Torre Barolo, as its name implies, is a 17th century tower, modernized inside to have all the creature comforts. It looks down upon Barolo castle. You can do so while eating dinner n the summer because there's a terrace on top. There are great restaurants withing walking distance, (in Barolo, food is art) and you can go to nearby Barbaresco and drink the regions famous wine in a former church. See Wine Tasting in a Church: Barbaresco. Lots of stairs, as you might expect, so if you can't deal with them then this isn't the place for you.
If you don't want to stay in the countryside but want to be smack in the center of a fantastic town for tourists, and adjacent to the main Piazza, this is the place for you. The bonus is your host, Rebecca Winke, who lives in this 16th century palazzo and can help you have the best vacation in Assisi you can ever imagine. Read our review: Assisi, Stay Where the Action Is! That's the interior of Il Camino apartment below.
Calboccia was our very first vacation rental. Calboccia was once a large family farmhouse (almost 4000 square feet of area) that's been split into an upper and lower apartment. We stayed up top.
The location is perfect--right on the border between Tuscany and Umbria.

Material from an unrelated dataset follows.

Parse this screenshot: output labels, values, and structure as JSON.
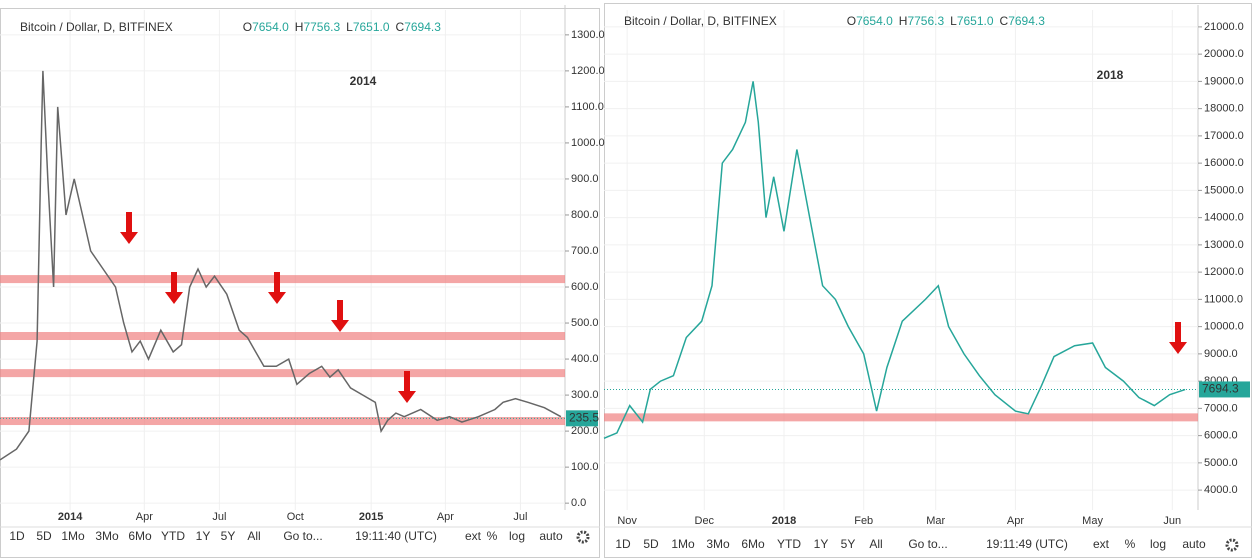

You can take cooking classes at the local restaurant (La Chiusa--excellent food!).
Il Fontanaro, where you'll settle into the slow life rather quickly, has a variety of lodging options, from apartments to whole farm buildings, all with kitchens. The farm produces top quality olive oils and wine, and Alina operates a very well-stocked wine celler. The vacation rental complex is a short walk into the interesting town of Paciano and a little further to Panicale. Lake Trasimeno is within easy reach if you have a car, and wine lovers will want to visit the Madrevite Winery.

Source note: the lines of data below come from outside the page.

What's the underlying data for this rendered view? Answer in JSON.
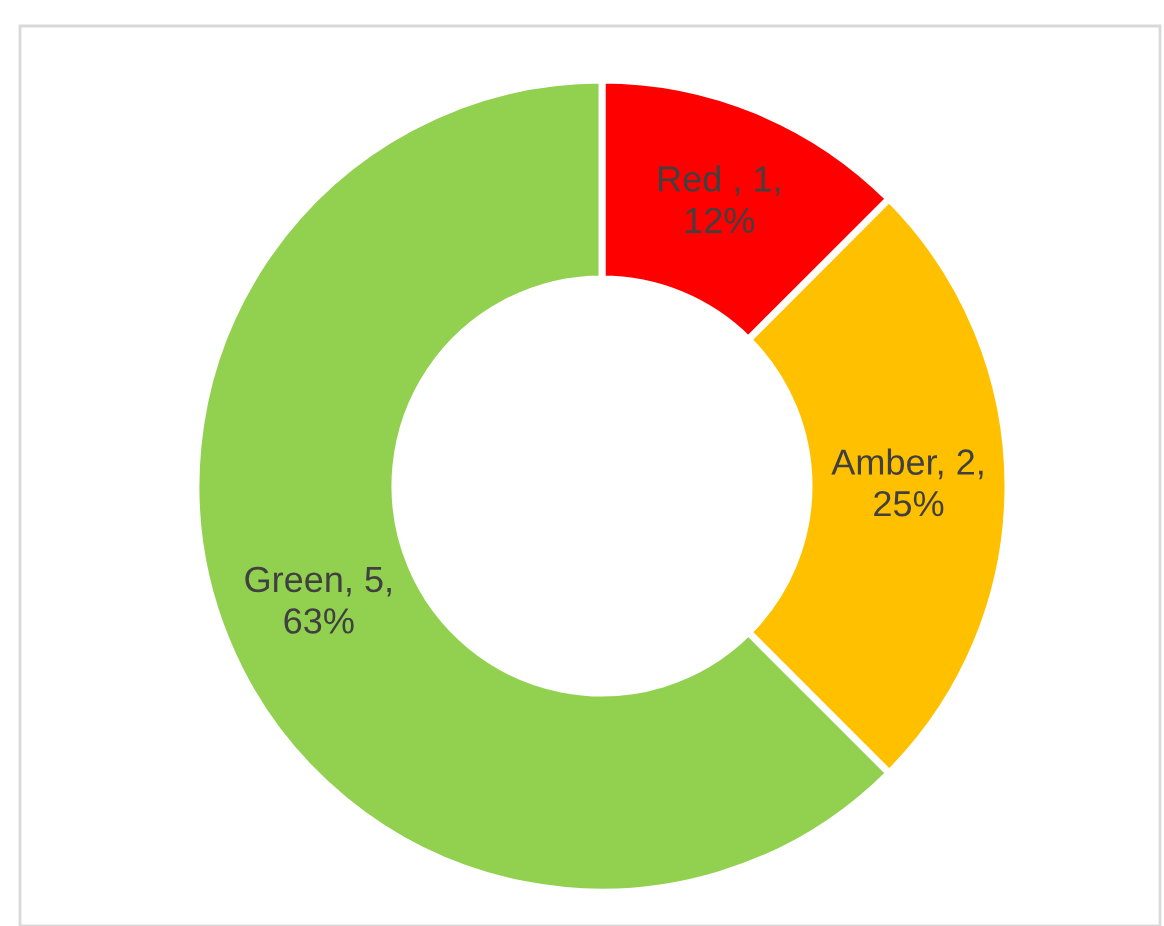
{
  "chart_data": {
    "type": "donut",
    "categories": [
      "Red ",
      "Amber",
      "Green"
    ],
    "values": [
      1,
      2,
      5
    ],
    "colors": [
      "#ff0000",
      "#ffc000",
      "#92d050"
    ],
    "value_labels": [
      "1, 12%",
      "2, 25%",
      "5, 63%"
    ],
    "data_labels": true,
    "legend": false
  }
}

If you're looking for peace and solitude like the neighboring monks (well, perhaps not so much solitude as a hermetic monk...) you might try looking inside Monte Cucco Regional Park for this city resurected from the 1996 earthquake and the fabulous and inexpensive vacation rental called La Piazzetta di Pascelupo inside the park.
Agriturismo Montestigliano was once a very large family farm estate recently transformed artistically into vacation apartments and villas. If you get tired of hiking the trails, or heading over to the local bodega to get interesting local food to eat, you can hop in a car and be in Siena In 15 minutes or so. A great staff eager to help you get the most out of Tuscany is at your service.
Castello di Ripa d'Orcia is a thirteenth century castle that offers a Bed and Breakfast in addition to self catering apartments. It's in the Val d'Orcia near the favorite tourist towns of Pienza and San Quirico d'Orcia in Siena province. There's an on-premises winery and restaurant as well, so you don't have to cook unless you want to. There are some great walks in the area.
Your friends will be impressed if you tell them you've stayed in a castle apartment, believe me.
The Dutchess Sea House is found inside the Ducal Palace of Giovinazzo. In the off season this is the fishing village of your dreams. Hang out at the port with the cats anxiously awaiting the fishermen before you head to the bar for your morning coffee.
Nature lovers and walkers should get all wound up over the trails that zig zag throught the Posta's property. We wrote about an eventing walk in Paradise Found! discovering Nature in Puglia.
Within a half hour drive from Posta Santa Croce you can reach the famous Castel del Monte. Beachgoers can visit several seaside towns in that time: Barletta, Trani, Bisceglie, Molfetta, and Giovinazzo. 10 minutes away is Ruvo di Puglia, where you can discover the ancient richeness of the area via a very interesting archaeological museum, then experience a cathedral with crypt, shops and places to eat including the excellent UPEPIDDE RistorArte, where you can try local specialties.
Pietro and his family will make you feel like a Puglia native. If you go in late September or early October he'll introduce you to Olive Dolci, sweet olives you can pick off the tree and saute in a couple of minutes.